Bu düzenleme uyarınca getirilen yaptırımın iki koşulun bir arada bulunması hâlinde uygulanacağı görülmekte olup, bunlardan birincisi tescil başvurusu yapılan markanın, tescil edilmiş veya önceki tarihte başvurusu yapılmış marka ile aynı ya da benzer olması, ikincisi ise; her iki markanın da kapsadığı mal veya hizmetlerin aynı ya da benzer olmasıdır. Ancak burada 6769 sayılı Sınai Mülkiyet Kanununun 6. maddesinin (5) numaralı fıkrasının hatırlatılması da gereklidir. Zira tescil edilmiş veya tescil için başvurusu yapılmış markanın, Türkiye’de ulaştığı tanınmışlık düzeyi nedeniyle haksız bir yararın sağlanabileceği, markanın itibarının zarar görebileceği veya ayırt edici karakterinin zedelenebileceği durumlarda, tescil edilmiş veya tescil için başvurusu daha önce yapılmış bir marka sahibinin itirazı üzerine, farklı mal veya hizmetlerde kullanılacak olsa bile, sonraki markanın tescil başvurusu ret edilebilecektir. Tanınmış marka kavramı yerleşik Yargıtay içtihatlarında “bir şahsa veya teşebbüse sıkı bir şekilde matufiyet, garanti, kalite, kuvvetli reklam, yaygın bir dağıtım sistemine bağlı, müşteri, akraba, dost, düşman ayırımı yapılmadan coğrafi sınır, kültür, yaş farkı gözetilmeksizin aynı çevredeki insanlar tarafından refleks halinde ortaya çıkan bir çağrışım olarak” ifade edilmiştir.
Ayrıca, 6769 sayılı Sınai Mülkiyet Kanununun 6. maddesinin 1. fıkrasında geçen “halk tarafından karıştırılma ihtimali” konusunda ölçünün; bu işin ilgilisi veya uzmanı değil, tüketici olan halk olduğunun göz önünde tutulması gerekmektedir. Karıştırılma ihtimalinde önemli olan husus, halkın bu iki işaret arasında herhangi bir şekilde herhangi bir sebeple bağlantı kurma, ilişkilendirme ihtimalidir.

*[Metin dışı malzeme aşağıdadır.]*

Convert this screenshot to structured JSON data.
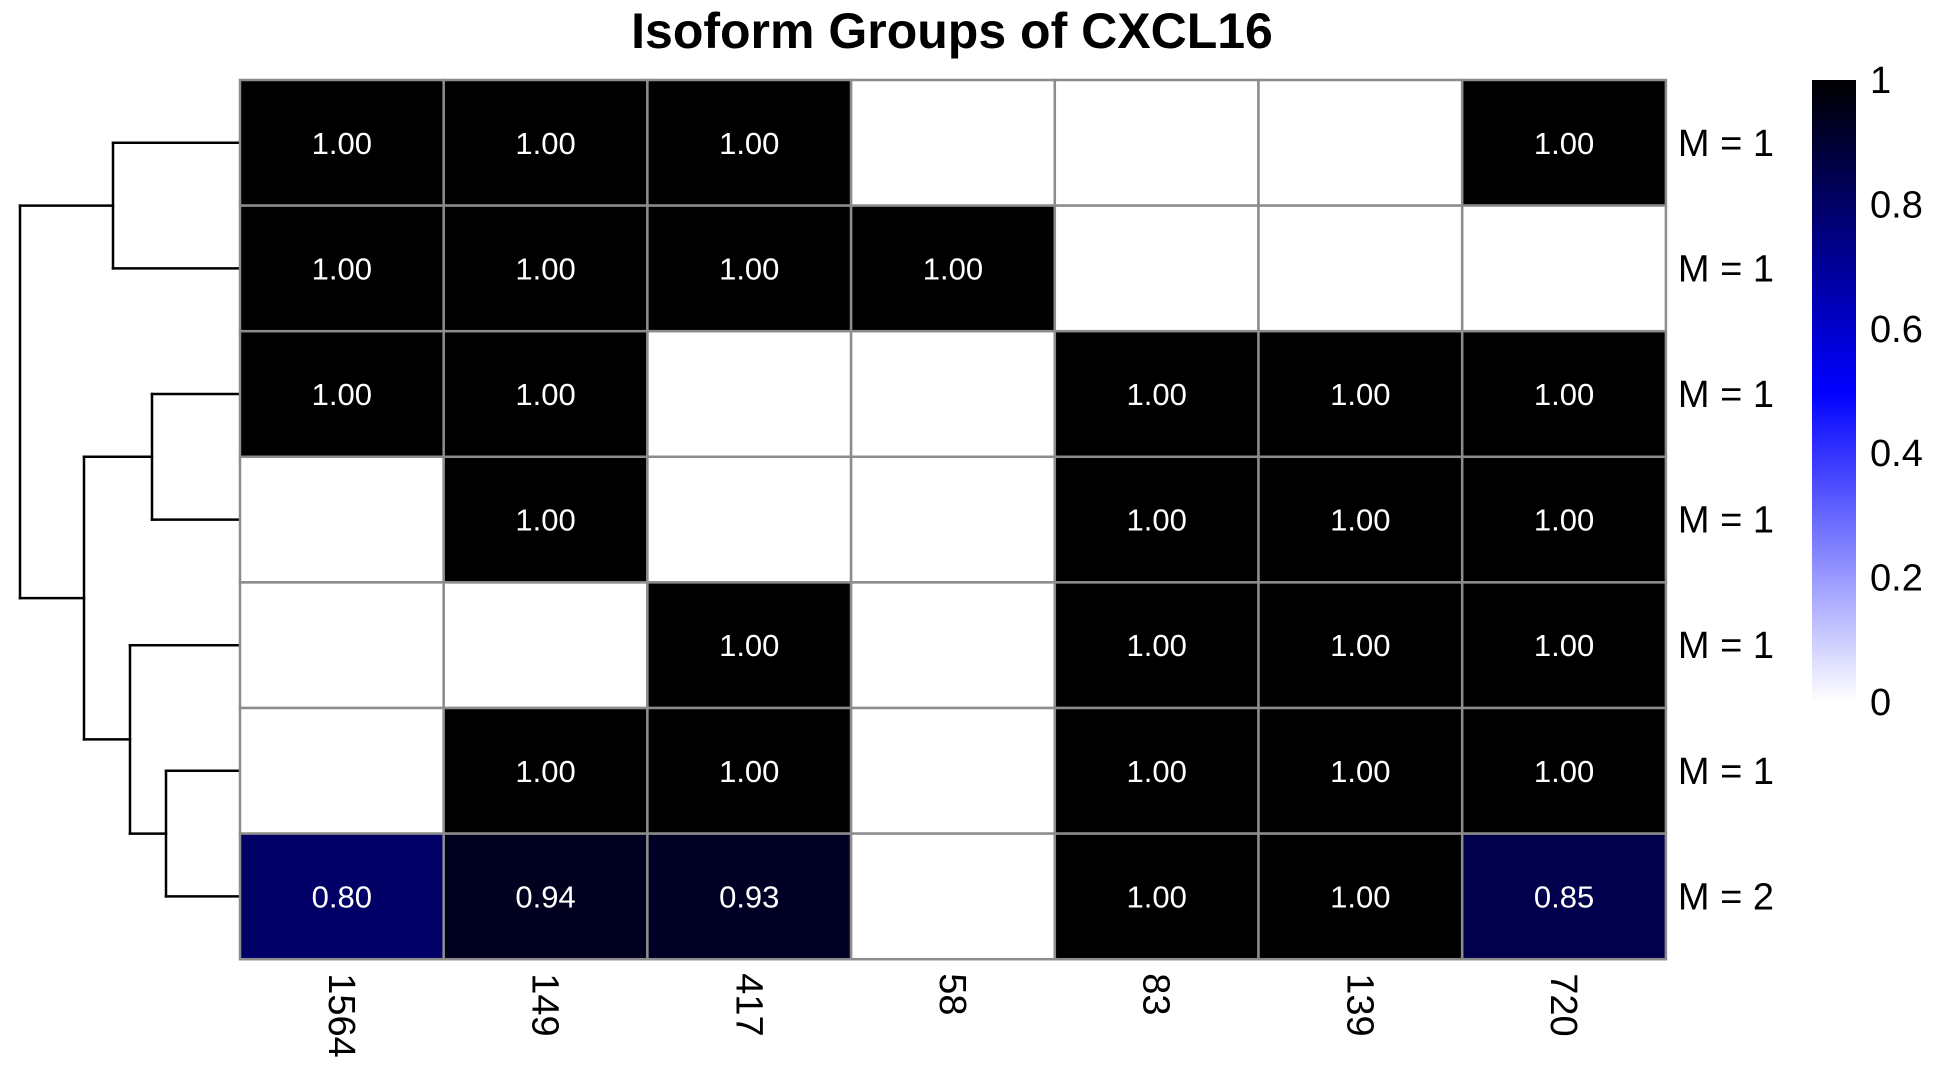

Buradaki “ihtimal” kelimesi özenle ve özellikle kullanılmış bir kelime olup, şekil, ses, anlam, genel görünüm, çağrışım ve bir seri içinde bulunma izlenimi bu kapsamda değerlendirilmektedir.
Hatta markalar arasında birçok noktada fark bulunduğu tespit edilse bile “umumi intiba” ikisinin karıştırılabileceği yönünde ise, iki işaret arasında karıştırma ihtimalinin bulunduğu kabul edilmelidir (Tekinalp, Ünal; Fikri Mülkiyet Hukuku, İstanbul 2012, s. 443).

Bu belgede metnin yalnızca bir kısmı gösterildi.